Ternyata kami tidak lama merawat ayah kami yang terkena stroke dan saraf itu, hanya satu setengah tahun. Di sore hari Rabu, 1 Januari 2020 ayah kami tidak bersedia diberi makan. Kami membujuknya untuk mau disuapi. Tetapi dia menolaknya dan hanya mau diberi minum. Di pagi harinya, ayah kami ternyata tetap tidak bersedia makan. Saya pegang kepala dan badannya, suhu badannya normal dan tidak panas sama sekali. Nafasnya pun biasa saja, tidak terengah-engah apalagi tersengal-sengal sedikitpun. Saya pun menjadi tenang karenanya. Meski demikian, setelah berdiskusi dengan kakak dan isteri saya, bila tetap tidak bersedia makan, kami memutuskan akan membawanya ke rumah sakit di sore hari agar bisa mendapatkan infus. Pada pagi hari itu, sambil mencium kepalanya, saya berpamitan pada ayah kami untuk rapat sebentar di kantor. Ayah kami tidak menjawab, tetapi tersenyum dengan wajah yang sangat cerah. Saya pun menjadi tenang meninggalkannya.

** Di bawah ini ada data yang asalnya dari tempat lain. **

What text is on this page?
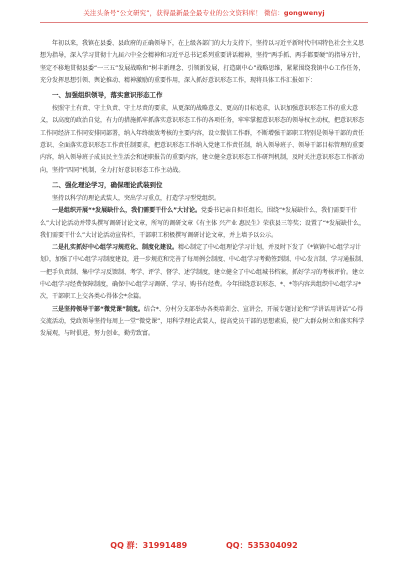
关注头条号“公文研究”，获得最新最全最专业的公文资料库！ 微信：gongwenyj

年初以来，我镇在县委、县政府的正确领导下，在上级各部门的大力支持下，坚持以习近平新时代中国特色社会主义思想为指导，深入学习贯彻十九届六中全会精神和习近平总书记系列重要讲话精神，坚持“两手抓、两手都要硬”的指导方针，坚定不移地贯彻县委“一三五”发展战略和“树丰新理念、引领新发展，打造副中心”战略思维，紧紧围绕我镇中心工作任务，充分发挥思想引领、舆论推动、精神激励的重要作用，深入抓好意识形态工作，现将具体工作汇报如下：

一、加强组织领导，落实意识形态工作

按照守土有责、守土负责、守土尽责的要求，从更深的战略意义、更高的目标追求，认识加强意识形态工作的重大意义，以高度的政治自觉，有力的措施抓牢抓落实意识形态工作的各项任务，牢牢掌握意识形态的领导权主动权，把意识形态工作同经济工作同安排同部署，纳入年终绩效考核的主要内容，设立微信工作群，不断增强干部职工特别是领导干部的责任意识、全面落实意识形态工作责任制要求，把意识形态工作纳入党建工作责任制，纳入领导班子、领导干部目标管理的重要内容，纳入领导班子成员民主生活会和述职报告的重要内容，建立健全意识形态工作研判机制，及时关注意识形态工作新动向，坚持“四同”机制，全力打好意识形态工作主动战。

二、强化理论学习，确保理论武装到位

坚持以科学的理论武装人，突出学习重点，打造学习型党组织。

一是组织开展“*发展缺什么，我们需要干什么”大讨论。党委书记亲自担任组长，围绕“*发展缺什么，我们需要干什么”大讨论活动并带头撰写调研讨论文章，所写的调研文章《有主体 兴产业 惠民生》荣获县三等奖；设置了“*发展缺什么，我们需要干什么”大讨论活动宣传栏，干部职工积极撰写调研讨论文章，并上墙予以公示。

二是扎实抓好中心组学习规范化、制度化建设。精心制定了中心组理论学习计划，并及时下发了《*镇镇中心组学习计划》，加强了中心组学习制度建设，进一步规范和完善了每周例会制度、中心组学习考勤签到制、中心发言制、学习通报制、一把手负责制、集中学习反馈制、考学、评学、督学、述学制度，建立健全了中心组城书档案，抓好学习的考核评价。建立中心组学习经费保障制度，确保中心组学习调研、学习、购书有经费。今年围绕意识形态、*、*等内容共组织中心组学习*次，干部职工上交各类心得体会*余篇。

三是坚持领导干部“微党课”制度。结合*、分村分支部举办各类培训会、宣讲会，开展专题讨论和“学讲话用讲话”心得交流活动，党政领导坚持每周上一堂“微党课”，用科学理论武装人，提高党员干部的思想素质，使广大群众树立和落实科学发展观，与时俱进，努力创业，勤劳致富。

QQ 群：31991489	QQ：535304092
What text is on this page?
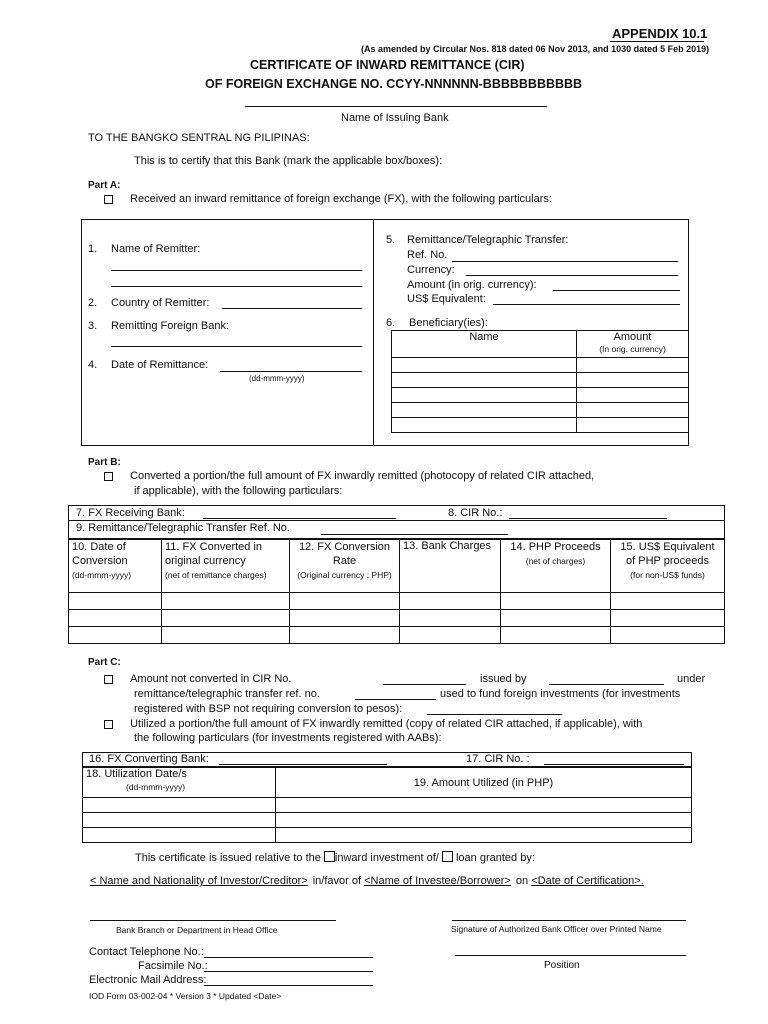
APPENDIX 10.1
(As amended by Circular Nos. 818 dated 06 Nov 2013, and 1030 dated 5 Feb 2019)
CERTIFICATE OF INWARD REMITTANCE (CIR)
OF FOREIGN EXCHANGE NO. CCYY-NNNNNN-BBBBBBBBBBB
Name of Issuing Bank
TO THE BANGKO SENTRAL NG PILIPINAS:
This is to certify that this Bank (mark the applicable box/boxes):
Part A:
Received an inward remittance of foreign exchange (FX), with the following particulars:
1. Name of Remitter:
2. Country of Remitter:
3. Remitting Foreign Bank:
4. Date of Remittance:
(dd-mmm-yyyy)
5. Remittance/Telegraphic Transfer:
Ref. No.
Currency:
Amount (in orig. currency):
US$ Equivalent:
6. Beneficiary(ies):
Name	Amount
(In orig. currency)

Part B:
Converted a portion/the full amount of FX inwardly remitted (photocopy of related CIR attached,
if applicable), with the following particulars:
7. FX Receiving Bank:	8. CIR No.:
9. Remittance/Telegraphic Transfer Ref. No.
10. Date of
Conversion
(dd-mmm-yyyy)	11. FX Converted in
original currency
(net of remittance charges)	12. FX Conversion
Rate
(Original currency : PHP)	13. Bank Charges	14. PHP Proceeds
(net of charges)	15. US$ Equivalent
of PHP proceeds
(for non-US$ funds)

Part C:
Amount not converted in CIR No.	issued by	under
remittance/telegraphic transfer ref. no.	used to fund foreign investments (for investments
registered with BSP not requiring conversion to pesos):
Utilized a portion/the full amount of FX inwardly remitted (copy of related CIR attached, if applicable), with
the following particulars (for investments registered with AABs):
16. FX Converting Bank:	17. CIR No. :
18. Utilization Date/s
(dd-mmm-yyyy)	19. Amount Utilized (in PHP)

This certificate is issued relative to the inward investment of/ loan granted by:
< Name and Nationality of Investor/Creditor> in/favor of <Name of Investee/Borrower> on <Date of Certification>.
Bank Branch or Department in Head Office	Signature of Authorized Bank Officer over Printed Name
Contact Telephone No.:
Facsimile No.:
Electronic Mail Address:
Position
IOD Form 03-002-04 * Version 3 * Updated <Date>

Pada pagi hari itu, saya pun berangkat ke kantor untuk rapat. Kami rapat di Ruang Project Implementing Unit (PIU) UIN Walisongo di Gedung Rektorat Lantai 3 Kampus I Jrakah. Rapat yang dipimpin oleh Prof. Musahadi itu dimulai pada jam 09.00 WIB. Rapat baru berlangsung setengah jam ketika handphone saya berdering. Ketika handphone saya angkat, ternyata isteri saya menelpon sambil menangis mengabarkan bahwa ayah kami telah tiada. Sesaat saya merasakan gelap sekali. Saya pun berpamitan pada forum rapat dan berlari turun menuju mobil. Beberapa orang mengejar saya dan berteriak agar saya jangan pulang sendirian. Saya tetap berlari menuju mobil, tetapi karena pikiran kalut saya menjadi lupa di mana saya memarkir mobil. Ketika akhirnya mobil saya temukan, mas Sugeng, salah satu Kasubag di Bagian Kepegawaian UIN Walisongo, sudah berdiri di dekat mobil itu. Dia bersikeras meminta kunci mobil agar dia yang menyetir mobil dan mengantarkan saya pulang.
Sesampainya di rumah, saya mendapatkan ayah kami telah tiada. Ya, di pagi hari Kamis Pahing, 2 Januari 2020 M yang bertepatan dengan 6 Jumadal Ula 1441 H itu ayah kami telah berpulang. Saya hanya bisa menangis dan menyesal bukan main karena tidak mendampinginya di saat-saat terakhir. Dulu saat ibu saya berpulang pada 29 Oktober 2011, saya mendampingi saat-saat hembusan nafas terakhirnya di rumah sakit. Saya pun selalu berdoa agar bisa mendampingi saat-saat terakhir ayah saya. Ternyata doa dan keinginan saya itu belum bisa dikabulkan. Ayah kami berpulang di hari yang tidak saya duga sama sekali, karena tidak ada firasat atau tanda apapun. Innalillahi wa inna ilaihi rajiun.
Empat hari setelah pemakaman jenasah ayah kami, saya menghubungi KH Slamet Hambali, guru saya yang sangat ahli dalam Ilmu Falak, untuk mencari tahu konversi Hijriyah untuk hari kelahiran ayah kami. Kepadanya tidak lupa saya sampaikan bahwa ayah kami lahir pada Senin Legi, 10 Mei 1943 M. Jawaban Pak Kiai Slamet Hambali sungguh mengagetkan saya. Hasil konversi hari lahirnya ternyata 6 Jumadal Ula 1362 H.